There were several good ladies from the city who gave some part-time help. There were also some good young women and girls from the villages who helped, and whom Sr. Margareta had attracted with her friendliness. Some of these expressed their desire to become sisters, but they did not want to belong to the Graz community, but rather to stay in Maribor.
The great shortage of teachers for the school prompted Sr. Margareta to turn to Algersdorf for more help.
When I (Sr. Hedvika) came to the Convent as an aspirant on September 1, 1916, the sisters explained to us briefly and without many particulars what had happened, “...without help from Algersdorf for the work which was increasing, it seemed it would not be possible to continue the work at Maribor.”
Sr. Margareta, as superior, informed Countess Brandys and Canon Kosar of the situation. She said that unless Countess Brandys could do something to alleviate the situation, the sisters would have to leave Maribor and return to Algersdorf.
Obviously neither the Countess Brandys nor the diocese wanted the sisters to leave. The work the sisters were doing was necessary and needed to be continued. Was Bishop Slomsek’s goal to be extinguished, now that it had been kindled? Countess Brandys took the initiative:
We will not allow the sisters to leave Maribor. If they have managed to teach school, do needlework and other domestic works up to now, wouldn’t the association support them in the future as well, so that the work could continue?
Sr. Margareta was not so convinced by Countess Brandys’ words. She was aware that the help given by the women was only temporary. Even though there were young girls from the villages who had the desire to become religious, they did not want to go to Algersdorf, but to remain in Maribor.

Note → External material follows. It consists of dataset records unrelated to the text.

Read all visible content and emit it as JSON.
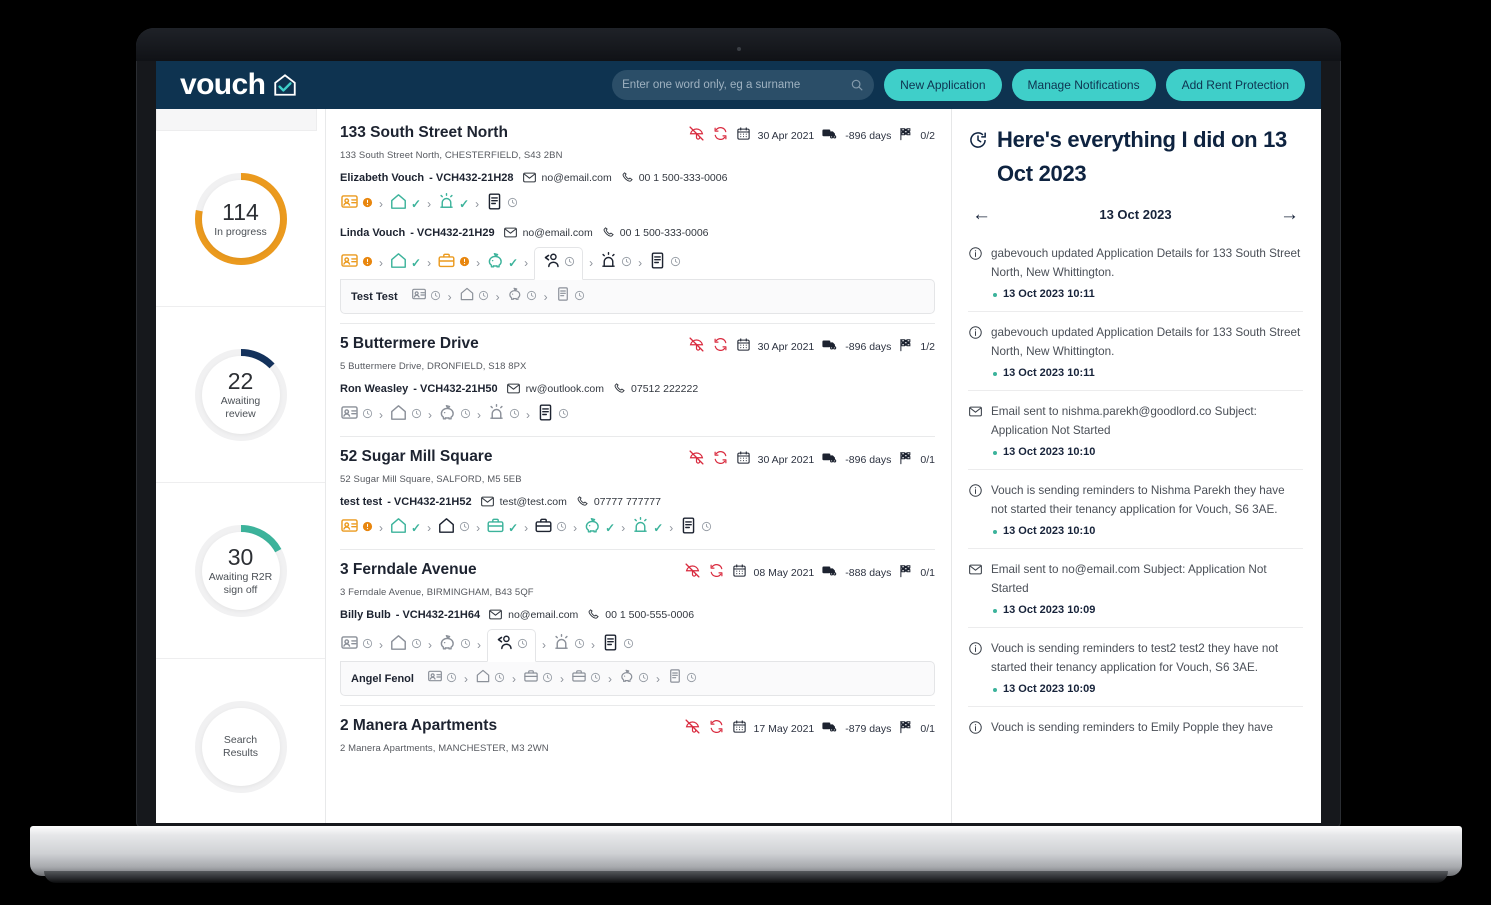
{
  "brand": {
    "logo_text": "vouch",
    "logo_icon": "house-check-icon",
    "navy": "#0e3350",
    "teal": "#3fcfc9",
    "orange": "#eb9a1e",
    "green": "#3cb39b",
    "red": "#d92b3f"
  },
  "header": {
    "search": {
      "placeholder": "Enter one word only, eg a surname",
      "value": "",
      "icon": "search-icon"
    },
    "buttons": [
      {
        "label": "New Application",
        "name": "new-application-button"
      },
      {
        "label": "Manage Notifications",
        "name": "manage-notifications-button"
      },
      {
        "label": "Add Rent Protection",
        "name": "add-rent-protection-button"
      }
    ]
  },
  "sidebar": {
    "stats": [
      {
        "value": "114",
        "label": "In progress",
        "color": "#eb9a1e",
        "percent": 78,
        "start": 0
      },
      {
        "value": "22",
        "label": "Awaiting review",
        "color": "#14325c",
        "percent": 13,
        "start": 0
      },
      {
        "value": "30",
        "label": "Awaiting R2R sign off",
        "color": "#3cb39b",
        "percent": 17,
        "start": 0
      },
      {
        "value": "",
        "label": "Search Results",
        "color": "#ffffff",
        "percent": 0,
        "start": 0
      }
    ]
  },
  "properties": [
    {
      "title": "133 South Street North",
      "address": "133 South Street North, CHESTERFIELD, S43 2BN",
      "date": "30 Apr 2021",
      "days": "-896 days",
      "flag": "0/2",
      "tenants": [
        {
          "name": "Elizabeth Vouch",
          "ref": "- VCH432-21H28",
          "email": "no@email.com",
          "phone": "00 1 500-333-0006",
          "steps": [
            {
              "icon": "id-card-icon",
              "state": "alert",
              "tone": "orange"
            },
            {
              "icon": "house-icon",
              "state": "done",
              "tone": "green"
            },
            {
              "icon": "siren-icon",
              "state": "done",
              "tone": "green"
            },
            {
              "icon": "document-icon",
              "state": "pending",
              "tone": "dark"
            }
          ]
        },
        {
          "name": "Linda Vouch",
          "ref": "- VCH432-21H29",
          "email": "no@email.com",
          "phone": "00 1 500-333-0006",
          "steps": [
            {
              "icon": "id-card-icon",
              "state": "alert",
              "tone": "orange"
            },
            {
              "icon": "house-icon",
              "state": "done",
              "tone": "green"
            },
            {
              "icon": "briefcase-icon",
              "state": "alert",
              "tone": "orange"
            },
            {
              "icon": "piggy-bank-icon",
              "state": "done",
              "tone": "green"
            },
            {
              "icon": "people-icon",
              "state": "pending",
              "tone": "dark",
              "active": true
            },
            {
              "icon": "siren-icon",
              "state": "pending",
              "tone": "dark"
            },
            {
              "icon": "document-icon",
              "state": "pending",
              "tone": "dark"
            }
          ],
          "sub": {
            "name": "Test Test",
            "steps": [
              {
                "icon": "id-card-icon",
                "state": "pending",
                "tone": "grey"
              },
              {
                "icon": "house-icon",
                "state": "pending",
                "tone": "grey"
              },
              {
                "icon": "piggy-bank-icon",
                "state": "pending",
                "tone": "grey"
              },
              {
                "icon": "document-icon",
                "state": "pending",
                "tone": "grey"
              }
            ]
          }
        }
      ]
    },
    {
      "title": "5 Buttermere Drive",
      "address": "5 Buttermere Drive, DRONFIELD, S18 8PX",
      "date": "30 Apr 2021",
      "days": "-896 days",
      "flag": "1/2",
      "tenants": [
        {
          "name": "Ron Weasley",
          "ref": "- VCH432-21H50",
          "email": "rw@outlook.com",
          "phone": "07512 222222",
          "steps": [
            {
              "icon": "id-card-icon",
              "state": "pending",
              "tone": "grey"
            },
            {
              "icon": "house-icon",
              "state": "pending",
              "tone": "grey"
            },
            {
              "icon": "piggy-bank-icon",
              "state": "pending",
              "tone": "grey"
            },
            {
              "icon": "siren-icon",
              "state": "pending",
              "tone": "grey"
            },
            {
              "icon": "document-icon",
              "state": "pending",
              "tone": "dark"
            }
          ]
        }
      ]
    },
    {
      "title": "52 Sugar Mill Square",
      "address": "52 Sugar Mill Square, SALFORD, M5 5EB",
      "date": "30 Apr 2021",
      "days": "-896 days",
      "flag": "0/1",
      "tenants": [
        {
          "name": "test test",
          "ref": "- VCH432-21H52",
          "email": "test@test.com",
          "phone": "07777 777777",
          "steps": [
            {
              "icon": "id-card-icon",
              "state": "alert",
              "tone": "orange"
            },
            {
              "icon": "house-icon",
              "state": "done",
              "tone": "green"
            },
            {
              "icon": "house-icon",
              "state": "pending",
              "tone": "dark"
            },
            {
              "icon": "briefcase-icon",
              "state": "done",
              "tone": "green"
            },
            {
              "icon": "briefcase-icon",
              "state": "pending",
              "tone": "dark"
            },
            {
              "icon": "piggy-bank-icon",
              "state": "done",
              "tone": "green"
            },
            {
              "icon": "siren-icon",
              "state": "done",
              "tone": "green"
            },
            {
              "icon": "document-icon",
              "state": "pending",
              "tone": "dark"
            }
          ]
        }
      ]
    },
    {
      "title": "3 Ferndale Avenue",
      "address": "3 Ferndale Avenue, BIRMINGHAM, B43 5QF",
      "date": "08 May 2021",
      "days": "-888 days",
      "flag": "0/1",
      "tenants": [
        {
          "name": "Billy Bulb",
          "ref": "- VCH432-21H64",
          "email": "no@email.com",
          "phone": "00 1 500-555-0006",
          "steps": [
            {
              "icon": "id-card-icon",
              "state": "pending",
              "tone": "grey"
            },
            {
              "icon": "house-icon",
              "state": "pending",
              "tone": "grey"
            },
            {
              "icon": "piggy-bank-icon",
              "state": "pending",
              "tone": "grey"
            },
            {
              "icon": "people-icon",
              "state": "pending",
              "tone": "dark",
              "active": true
            },
            {
              "icon": "siren-icon",
              "state": "pending",
              "tone": "grey"
            },
            {
              "icon": "document-icon",
              "state": "pending",
              "tone": "dark"
            }
          ],
          "sub": {
            "name": "Angel Fenol",
            "steps": [
              {
                "icon": "id-card-icon",
                "state": "pending",
                "tone": "grey"
              },
              {
                "icon": "house-icon",
                "state": "pending",
                "tone": "grey"
              },
              {
                "icon": "briefcase-icon",
                "state": "pending",
                "tone": "grey"
              },
              {
                "icon": "briefcase-icon",
                "state": "pending",
                "tone": "grey"
              },
              {
                "icon": "piggy-bank-icon",
                "state": "pending",
                "tone": "grey"
              },
              {
                "icon": "document-icon",
                "state": "pending",
                "tone": "grey"
              }
            ]
          }
        }
      ]
    },
    {
      "title": "2 Manera Apartments",
      "address": "2 Manera Apartments, MANCHESTER, M3 2WN",
      "date": "17 May 2021",
      "days": "-879 days",
      "flag": "0/1",
      "tenants": []
    }
  ],
  "activity": {
    "heading": "Here's everything I did on 13 Oct 2023",
    "heading_icon": "clock-icon",
    "prev_icon": "arrow-left-icon",
    "next_icon": "arrow-right-icon",
    "current_date": "13 Oct 2023",
    "items": [
      {
        "icon": "info-icon",
        "text": "gabevouch updated Application Details for 133 South Street North, New Whittington.",
        "time": "13 Oct 2023 10:11"
      },
      {
        "icon": "info-icon",
        "text": "gabevouch updated Application Details for 133 South Street North, New Whittington.",
        "time": "13 Oct 2023 10:11"
      },
      {
        "icon": "mail-icon",
        "text": "Email sent to nishma.parekh@goodlord.co Subject: Application Not Started",
        "time": "13 Oct 2023 10:10"
      },
      {
        "icon": "info-icon",
        "text": "Vouch is sending reminders to Nishma Parekh they have not started their tenancy application for Vouch, S6 3AE.",
        "time": "13 Oct 2023 10:10"
      },
      {
        "icon": "mail-icon",
        "text": "Email sent to no@email.com Subject: Application Not Started",
        "time": "13 Oct 2023 10:09"
      },
      {
        "icon": "info-icon",
        "text": "Vouch is sending reminders to test2 test2 they have not started their tenancy application for Vouch, S6 3AE.",
        "time": "13 Oct 2023 10:09"
      },
      {
        "icon": "info-icon",
        "text": "Vouch is sending reminders to Emily Popple they have",
        "time": ""
      }
    ]
  }
}
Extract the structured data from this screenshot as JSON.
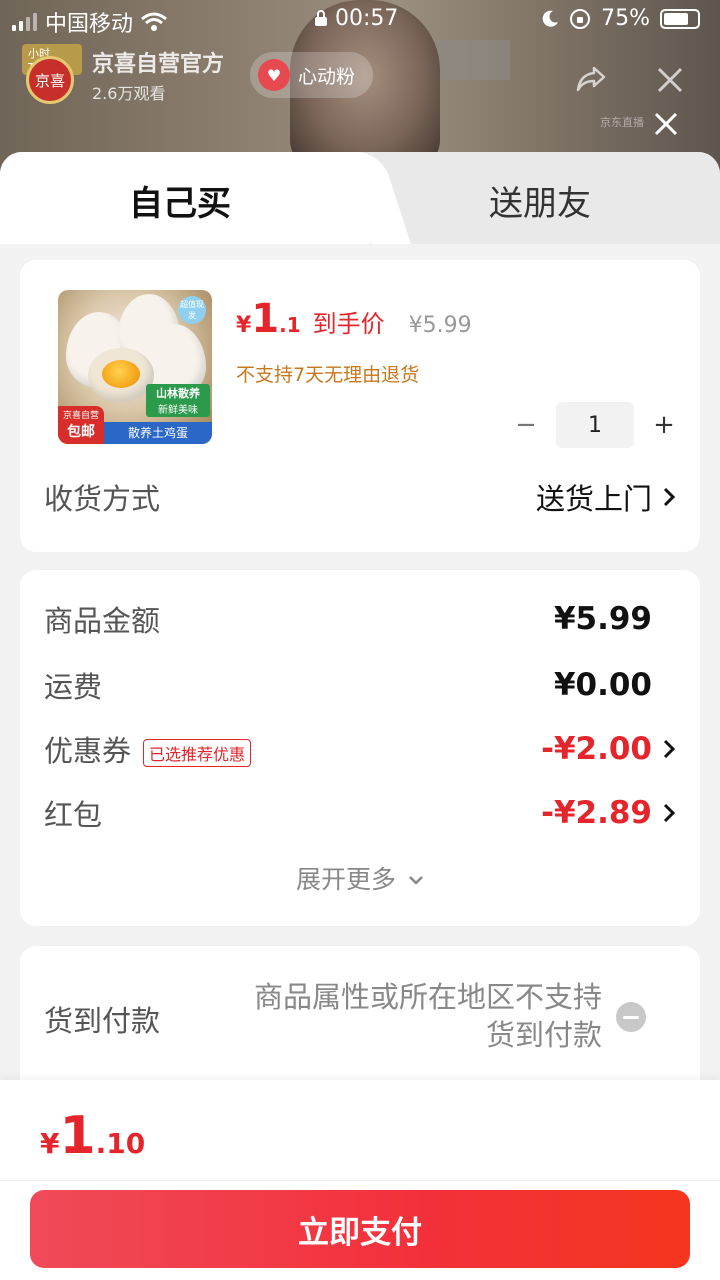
{
  "status_bar": {
    "carrier": "中国移动",
    "time": "00:57",
    "battery": "75%",
    "battery_level": 0.75
  },
  "live": {
    "top_badge": "小时TOP1",
    "logo_text": "京喜",
    "shop_name": "京喜自营官方",
    "views": "2.6万观看",
    "fan_button": "心动粉"
  },
  "watermark": "京东直播",
  "tabs": [
    {
      "label": "自己买",
      "active": true
    },
    {
      "label": "送朋友",
      "active": false
    }
  ],
  "product": {
    "thumb_tags": {
      "top_right": "超值现发",
      "green_title": "山林散养",
      "green_sub": "新鲜美味",
      "red_top": "京喜自营",
      "red_main": "包邮",
      "blue": "散养土鸡蛋"
    },
    "price_symbol": "¥",
    "price_int": "1",
    "price_dec": ".1",
    "price_label": "到手价",
    "original_price": "¥5.99",
    "return_note": "不支持7天无理由退货",
    "quantity": "1",
    "delivery_label": "收货方式",
    "delivery_value": "送货上门"
  },
  "costs": {
    "items": [
      {
        "label": "商品金额",
        "amount": "¥5.99"
      },
      {
        "label": "运费",
        "amount": "¥0.00"
      },
      {
        "label": "优惠券",
        "tag": "已选推荐优惠",
        "amount": "-¥2.00"
      },
      {
        "label": "红包",
        "amount": "-¥2.89"
      }
    ],
    "expand_label": "展开更多"
  },
  "cod": {
    "label": "货到付款",
    "note_line1": "商品属性或所在地区不支持",
    "note_line2": "货到付款"
  },
  "footer": {
    "total_symbol": "¥",
    "total_int": "1",
    "total_dec": ".10",
    "pay_button": "立即支付"
  },
  "colors": {
    "accent_red": "#e4252b",
    "note_orange": "#c8771b"
  }
}
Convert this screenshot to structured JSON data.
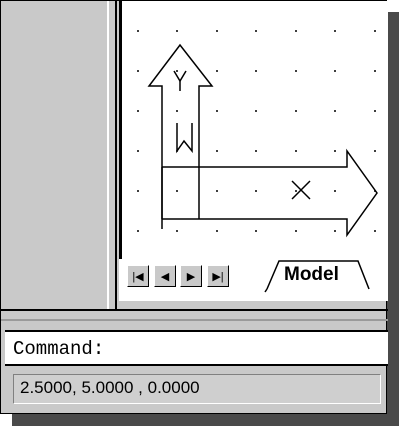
{
  "layout_tab": {
    "label": "Model"
  },
  "command_line": {
    "prompt": "Command:"
  },
  "status_bar": {
    "coordinates": "2.5000,  5.0000 ,  0.0000"
  },
  "ucs_icon": {
    "y_label": "Y",
    "x_label": "X",
    "w_label": "W"
  },
  "icons": {
    "first": "first-icon",
    "prev": "previous-icon",
    "next": "next-icon",
    "last": "last-icon"
  }
}
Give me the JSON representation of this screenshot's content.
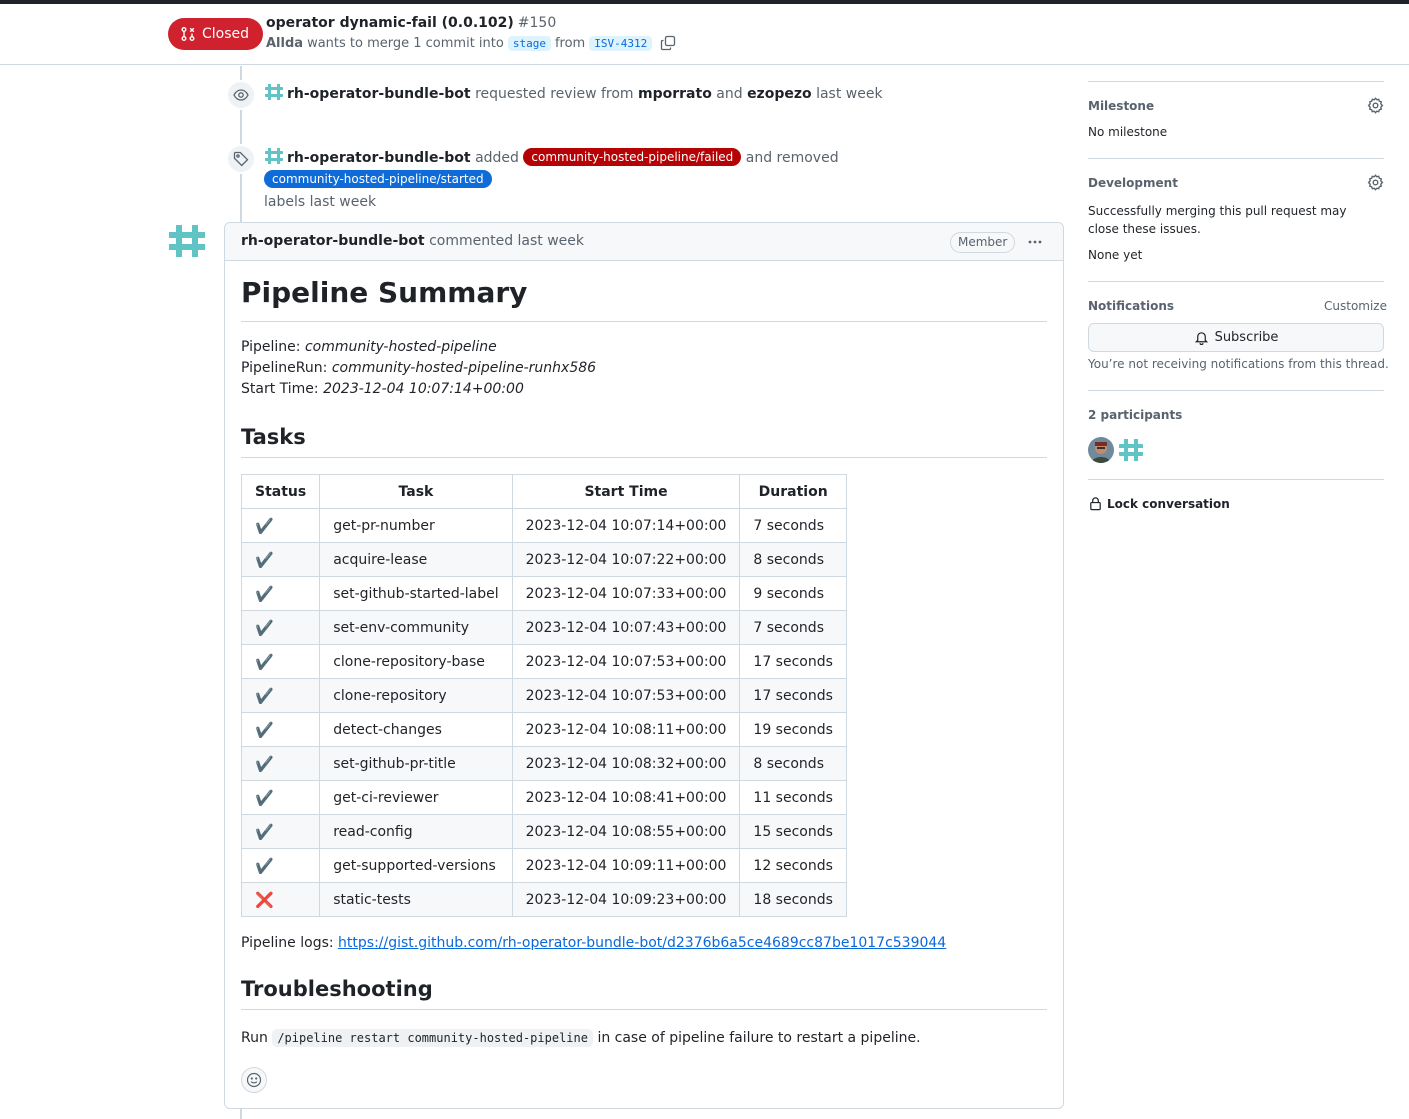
{
  "header": {
    "state": "Closed",
    "title": "operator dynamic-fail (0.0.102)",
    "number": "#150",
    "author": "Allda",
    "merge_text": "wants to merge 1 commit into",
    "base_branch": "stage",
    "from_text": "from",
    "head_branch": "ISV-4312"
  },
  "timeline": {
    "review_event": {
      "actor": "rh-operator-bundle-bot",
      "action": "requested review from",
      "reviewer1": "mporrato",
      "and": "and",
      "reviewer2": "ezopezo",
      "time": "last week"
    },
    "label_event": {
      "actor": "rh-operator-bundle-bot",
      "added": "added",
      "label_added": "community-hosted-pipeline/failed",
      "label_added_color": "#b60205",
      "and_removed": "and removed",
      "label_removed": "community-hosted-pipeline/started",
      "label_removed_color": "#0e6bd8",
      "suffix": "labels last week"
    }
  },
  "comment": {
    "author": "rh-operator-bundle-bot",
    "meta": "commented last week",
    "badge": "Member",
    "h1": "Pipeline Summary",
    "pipeline_label": "Pipeline:",
    "pipeline_value": "community-hosted-pipeline",
    "run_label": "PipelineRun:",
    "run_value": "community-hosted-pipeline-runhx586",
    "start_label": "Start Time:",
    "start_value": "2023-12-04 10:07:14+00:00",
    "tasks_heading": "Tasks",
    "table_headers": [
      "Status",
      "Task",
      "Start Time",
      "Duration"
    ],
    "tasks": [
      {
        "status": "✔️",
        "task": "get-pr-number",
        "start": "2023-12-04 10:07:14+00:00",
        "duration": "7 seconds"
      },
      {
        "status": "✔️",
        "task": "acquire-lease",
        "start": "2023-12-04 10:07:22+00:00",
        "duration": "8 seconds"
      },
      {
        "status": "✔️",
        "task": "set-github-started-label",
        "start": "2023-12-04 10:07:33+00:00",
        "duration": "9 seconds"
      },
      {
        "status": "✔️",
        "task": "set-env-community",
        "start": "2023-12-04 10:07:43+00:00",
        "duration": "7 seconds"
      },
      {
        "status": "✔️",
        "task": "clone-repository-base",
        "start": "2023-12-04 10:07:53+00:00",
        "duration": "17 seconds"
      },
      {
        "status": "✔️",
        "task": "clone-repository",
        "start": "2023-12-04 10:07:53+00:00",
        "duration": "17 seconds"
      },
      {
        "status": "✔️",
        "task": "detect-changes",
        "start": "2023-12-04 10:08:11+00:00",
        "duration": "19 seconds"
      },
      {
        "status": "✔️",
        "task": "set-github-pr-title",
        "start": "2023-12-04 10:08:32+00:00",
        "duration": "8 seconds"
      },
      {
        "status": "✔️",
        "task": "get-ci-reviewer",
        "start": "2023-12-04 10:08:41+00:00",
        "duration": "11 seconds"
      },
      {
        "status": "✔️",
        "task": "read-config",
        "start": "2023-12-04 10:08:55+00:00",
        "duration": "15 seconds"
      },
      {
        "status": "✔️",
        "task": "get-supported-versions",
        "start": "2023-12-04 10:09:11+00:00",
        "duration": "12 seconds"
      },
      {
        "status": "❌",
        "task": "static-tests",
        "start": "2023-12-04 10:09:23+00:00",
        "duration": "18 seconds"
      }
    ],
    "logs_label": "Pipeline logs:",
    "logs_url": "https://gist.github.com/rh-operator-bundle-bot/d2376b6a5ce4689cc87be1017c539044",
    "troubleshooting_heading": "Troubleshooting",
    "run_prefix": "Run",
    "run_command": "/pipeline restart community-hosted-pipeline",
    "run_suffix": "in case of pipeline failure to restart a pipeline."
  },
  "sidebar": {
    "milestone_heading": "Milestone",
    "milestone_value": "No milestone",
    "development_heading": "Development",
    "development_text": "Successfully merging this pull request may close these issues.",
    "development_value": "None yet",
    "notifications_heading": "Notifications",
    "customize": "Customize",
    "subscribe": "Subscribe",
    "notifications_text": "You’re not receiving notifications from this thread.",
    "participants_heading": "2 participants",
    "lock": "Lock conversation"
  },
  "colors": {
    "closed_red": "#cf222e",
    "link_blue": "#0969da",
    "bot_teal": "#5fc4c3"
  }
}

Sr. Margareta knew the rules of religious life well. She knew that these personal desires of the young women would not be in harmony with these rules, but rather, they could be impediments, because by obedience one vowed to “Go where my superiors send me.” There seemed to be only one way to resolve the situation. If they could not obtain at least three more sisters from the superior at Algersdorf, it would not be possible to continue the work in Maribor.
Sr. Nepomucena Ziggal related to Sr. Gertrude Neuwirth how difficult this time was for the sisters.
We had so much affection for the children in Maribor that just the thought of having to leave them distressed us. Still, we understood we could not work successfully under the present conditions.
We did not speak about this sad situation among ourselves, nor with the Countess or the Curia, and we succeeded in remaining calm only through prayer, entrusting everything to the Sacred Heart of Jesus. It was He who had taught us to love these abandoned children and to lavish our energies on them. He who had sent us to this place and taught us to love these children as they were, would certainly clarify the situation as each side sought a reasonable solution. We were confident that everything would work out as the Providence of God saw fit.”